A interferência do presidente Bolsonaro nos órgãos de fiscalização do governo fica cada vez mais clara à medida que os fatos vão se desenrolando. É provável que esta última, no caso da prisão do ex-ministro da Educação Milton Ribeiro, passe em branco graças à extrema boa vontade com que o procurador-Geral da República Augusto Aras trata as questões ligadas ao presidente. Mas está evidente que Bolsonaro teve informações privilegiadas através do ministro da Justiça Anderson Torres, a quem a Polícia Federal é subordinada funcionalmente mas, vê-se agora, não a controla.
Bolsonaro tentou várias vezes escolher os comandos da Polícia Federal, como acusou o ex-ministro da Justiça Sergio Moro, e essa é mais uma demonstração de que o presidente queria mesmo ter o controle das ações da PF para defender sua família e amigos.

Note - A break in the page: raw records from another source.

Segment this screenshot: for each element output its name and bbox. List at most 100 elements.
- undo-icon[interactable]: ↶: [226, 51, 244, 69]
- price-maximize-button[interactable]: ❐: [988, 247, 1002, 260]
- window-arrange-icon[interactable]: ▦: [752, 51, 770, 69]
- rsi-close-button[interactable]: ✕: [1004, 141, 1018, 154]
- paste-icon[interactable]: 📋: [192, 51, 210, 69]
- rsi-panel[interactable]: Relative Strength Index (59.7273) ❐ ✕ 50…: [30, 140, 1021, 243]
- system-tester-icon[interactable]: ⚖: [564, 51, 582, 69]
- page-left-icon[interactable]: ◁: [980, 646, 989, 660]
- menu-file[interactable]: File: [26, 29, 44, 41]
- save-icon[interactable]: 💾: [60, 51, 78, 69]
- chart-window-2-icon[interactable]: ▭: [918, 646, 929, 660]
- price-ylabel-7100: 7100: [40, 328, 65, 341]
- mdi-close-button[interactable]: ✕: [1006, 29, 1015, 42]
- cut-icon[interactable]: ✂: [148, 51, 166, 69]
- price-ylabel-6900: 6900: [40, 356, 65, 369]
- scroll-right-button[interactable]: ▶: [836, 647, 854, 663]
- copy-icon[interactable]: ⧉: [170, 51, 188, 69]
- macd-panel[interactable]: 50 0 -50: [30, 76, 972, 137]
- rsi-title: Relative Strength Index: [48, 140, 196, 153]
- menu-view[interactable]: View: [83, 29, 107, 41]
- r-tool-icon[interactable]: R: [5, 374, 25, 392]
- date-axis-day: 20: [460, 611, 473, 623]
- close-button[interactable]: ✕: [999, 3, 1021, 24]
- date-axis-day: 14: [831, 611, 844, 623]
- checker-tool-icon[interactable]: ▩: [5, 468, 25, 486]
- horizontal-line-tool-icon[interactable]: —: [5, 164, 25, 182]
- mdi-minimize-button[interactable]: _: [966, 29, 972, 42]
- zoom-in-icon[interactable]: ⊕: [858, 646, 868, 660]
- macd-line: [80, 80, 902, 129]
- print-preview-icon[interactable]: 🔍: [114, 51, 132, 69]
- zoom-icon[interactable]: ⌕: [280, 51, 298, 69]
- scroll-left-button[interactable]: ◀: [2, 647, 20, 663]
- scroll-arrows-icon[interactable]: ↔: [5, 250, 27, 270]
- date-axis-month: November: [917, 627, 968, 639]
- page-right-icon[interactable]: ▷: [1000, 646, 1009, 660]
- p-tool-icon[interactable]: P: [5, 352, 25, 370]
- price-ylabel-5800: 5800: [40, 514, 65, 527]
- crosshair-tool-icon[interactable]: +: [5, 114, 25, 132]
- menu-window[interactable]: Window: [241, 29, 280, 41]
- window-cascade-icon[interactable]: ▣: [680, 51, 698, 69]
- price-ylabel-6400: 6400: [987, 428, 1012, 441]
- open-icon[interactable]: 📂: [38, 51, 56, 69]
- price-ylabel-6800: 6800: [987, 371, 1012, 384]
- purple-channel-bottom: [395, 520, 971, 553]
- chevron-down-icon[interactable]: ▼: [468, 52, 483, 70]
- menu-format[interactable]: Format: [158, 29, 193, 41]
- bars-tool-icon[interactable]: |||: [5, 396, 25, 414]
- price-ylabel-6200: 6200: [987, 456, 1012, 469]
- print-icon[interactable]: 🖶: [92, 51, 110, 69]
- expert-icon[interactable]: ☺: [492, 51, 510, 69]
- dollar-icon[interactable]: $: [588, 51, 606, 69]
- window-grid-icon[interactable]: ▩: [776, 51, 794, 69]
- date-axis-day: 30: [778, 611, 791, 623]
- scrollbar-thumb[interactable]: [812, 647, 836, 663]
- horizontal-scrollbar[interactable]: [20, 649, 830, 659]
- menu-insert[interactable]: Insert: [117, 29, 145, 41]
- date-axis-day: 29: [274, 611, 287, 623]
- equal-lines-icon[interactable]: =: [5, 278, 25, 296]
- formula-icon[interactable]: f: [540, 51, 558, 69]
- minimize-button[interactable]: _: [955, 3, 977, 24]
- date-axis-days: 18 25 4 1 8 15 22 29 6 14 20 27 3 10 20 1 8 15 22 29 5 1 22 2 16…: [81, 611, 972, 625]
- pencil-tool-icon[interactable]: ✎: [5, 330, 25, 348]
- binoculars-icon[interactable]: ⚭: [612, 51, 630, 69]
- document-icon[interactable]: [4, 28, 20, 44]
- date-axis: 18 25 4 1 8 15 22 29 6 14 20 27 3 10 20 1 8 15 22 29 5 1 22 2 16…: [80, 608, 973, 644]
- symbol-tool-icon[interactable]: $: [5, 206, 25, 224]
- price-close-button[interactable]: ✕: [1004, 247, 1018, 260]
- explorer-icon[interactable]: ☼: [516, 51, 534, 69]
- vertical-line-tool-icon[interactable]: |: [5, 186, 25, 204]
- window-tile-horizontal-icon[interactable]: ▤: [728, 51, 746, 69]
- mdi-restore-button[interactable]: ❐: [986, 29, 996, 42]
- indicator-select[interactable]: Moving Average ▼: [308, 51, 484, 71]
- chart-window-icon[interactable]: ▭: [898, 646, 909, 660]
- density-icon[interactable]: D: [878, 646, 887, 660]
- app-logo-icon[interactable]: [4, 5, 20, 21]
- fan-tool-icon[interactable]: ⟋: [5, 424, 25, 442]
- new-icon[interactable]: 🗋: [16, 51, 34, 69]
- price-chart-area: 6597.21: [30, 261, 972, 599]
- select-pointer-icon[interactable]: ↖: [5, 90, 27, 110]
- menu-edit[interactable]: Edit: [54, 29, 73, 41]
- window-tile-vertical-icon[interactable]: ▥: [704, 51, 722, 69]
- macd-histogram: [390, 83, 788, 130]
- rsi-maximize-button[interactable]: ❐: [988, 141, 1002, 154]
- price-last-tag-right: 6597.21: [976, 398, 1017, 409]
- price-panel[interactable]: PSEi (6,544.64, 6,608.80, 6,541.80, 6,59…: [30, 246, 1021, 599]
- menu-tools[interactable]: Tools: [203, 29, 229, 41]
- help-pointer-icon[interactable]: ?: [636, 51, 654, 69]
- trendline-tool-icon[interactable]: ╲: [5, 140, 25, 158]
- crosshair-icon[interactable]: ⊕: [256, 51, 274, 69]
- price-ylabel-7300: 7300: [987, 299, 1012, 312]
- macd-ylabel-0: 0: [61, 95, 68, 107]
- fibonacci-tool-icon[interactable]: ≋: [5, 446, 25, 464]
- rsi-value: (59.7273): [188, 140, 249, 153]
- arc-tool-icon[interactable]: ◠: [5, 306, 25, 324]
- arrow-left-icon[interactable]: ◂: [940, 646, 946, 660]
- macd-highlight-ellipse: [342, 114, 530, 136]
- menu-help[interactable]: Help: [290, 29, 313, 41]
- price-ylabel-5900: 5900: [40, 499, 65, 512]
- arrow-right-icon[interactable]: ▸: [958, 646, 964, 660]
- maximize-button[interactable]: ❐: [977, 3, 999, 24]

“Não vou deixar fuderem minha família toda e meus amigos”, disse Bolsonaro na famosa reunião ministerial em que exigiu fidelidade canina a seus auxiliares.
A interferência do presidente e do ministro da Justiça na PF, porém, é limitada a questões burocráticas, como impedir que o preso prestasse depoimento de corpo presente em Brasília. Ou a informações privilegiadas. Mas não há poder para parar uma investigação como essa, que foi para o Supremo Tribunal Federal (STF) justamente por envolver o presidente da República.
A proximidade de Bolsonaro com o pastor Milton Ribeiro deve-se à primeira-dama Michele, e, pelos diálogos gravados, Bolsonaro recebia versículos de seu ex-ministro. A primeira tentativa de livrar-se do problema, dizendo que Milton Ribeiro deveria “responder por seus atos”, deve ter detonado uma reação forte, pois Bolsonaro logo recuou da frieza com que abandonara o antigo ministro para se envolver com ele publica e privadamente, a ponto de avisá-lo que estava com um “pressentimento” de que a Polícia Federal poderia fazer “busca e apreensão” na sua casa.
Se tivesse alguma coisa a esconder, o ex-ministro teve tempo suficiente para se livrar do que o incriminasse, graças ao vazamento seletivo do presidente, que deveria ser punido por crime de responsabilidade, um dos muitos que poderiam ser cobrados dele em um país normal. Um obstáculo a mais na sua campanha pela reeleição.